C'est seulement dans un édit de Louis XIII, du mois de juin 1611, sur le règlement des exempts de taille, qu'on lit, art. 8 : « Les verriers ne jouiront d'aucune exemption, s'ils ne sont nobles d'extraction. »

Les Lettres-patentes de Louis XIV, du mois de décembre 1655, sont générales en faveur des « Gentilshommes de l'art et science de verrerie résidant en notre royaume, pays terres et seigneuries de notre obéissance.(28)»

Les Lettres-patentes du même roi de décembre 1663, sont spéciales à divers gentilshommes du Clermontois, parmi lesquels figurent des membres des familles de Brossard, de Caqueroy et de Bongard, trois des quatre familles nobles verrières de Normandie (29).

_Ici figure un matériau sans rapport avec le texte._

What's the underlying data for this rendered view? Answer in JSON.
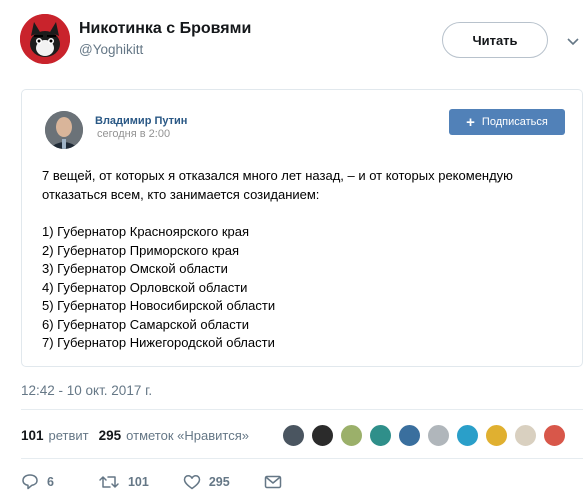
{
  "author": {
    "name": "Никотинка с Бровями",
    "handle": "@Yoghikitt",
    "follow_label": "Читать"
  },
  "embed": {
    "poster_name": "Владимир Путин",
    "poster_time": "сегодня в 2:00",
    "subscribe_label": "Подписаться",
    "intro": "7 вещей, от которых я отказался много лет назад, – и от которых рекомендую отказаться всем, кто занимается созиданием:",
    "items": [
      "1) Губернатор Красноярского края",
      "2) Губернатор Приморского края",
      "3) Губернатор Омской области",
      "4) Губернатор Орловской области",
      "5) Губернатор Новосибирской области",
      "6) Губернатор Самарской области",
      "7) Губернатор Нижегородской области"
    ]
  },
  "timestamp": "12:42 - 10 окт. 2017 г.",
  "stats": {
    "retweets_count": "101",
    "retweets_label": "ретвит",
    "likes_count": "295",
    "likes_label": "отметок «Нравится»"
  },
  "actions": {
    "reply_count": "6",
    "retweet_count": "101",
    "like_count": "295"
  },
  "colors": {
    "accent": "#1da1f2",
    "vk_button": "#5181b8",
    "vk_link": "#2a5885",
    "muted": "#657786"
  },
  "icons": [
    "caret-down-icon",
    "plus-icon",
    "reply-icon",
    "retweet-icon",
    "heart-icon",
    "message-icon"
  ],
  "likers": [
    "#4a5560",
    "#2b2b2b",
    "#9bb06a",
    "#2f8f8a",
    "#3a6f9e",
    "#b0b6bb",
    "#2a9fc9",
    "#e0b030",
    "#d9d0c0",
    "#d8574a"
  ]
}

Comme François I°, c'est sur un motif d'intérêt public que se fonde Louis XIV, pour confirmer ces privilèges si longtemps acquis et possédés ; les ouvrages des verriers, dit-il, « étant une des choses les plus considérables du royaume, tant pour la décoration que pour l'utilité des bâtimens des églises, de nos châteaux, des maisons de nos sujets et pour divers autres usages du public et des particuliers. »

Au mois de février 1580, par commission expresse du baron de Haussonville, Maréchal du Barrois, Didier Richier dit Clermont, poursuivant d'armes du duc de Lorraine, fut chargé d'établir le « Livre de la recherche et du recueil des nobles du « duché de Bar. » La noblesse des Bigault fut vérifiée et leurs titres et armoiries furent inscrits au f° 22 du procès-verbal de la recherche de la noblesse du bailliage de Clermont.

Cette vérification est attestée par un extrait de ce registre, délivré à Varennes le 21 janvier 1753 par M de Bonneval qui était alors dépositaire du registre de Didier Richier (30).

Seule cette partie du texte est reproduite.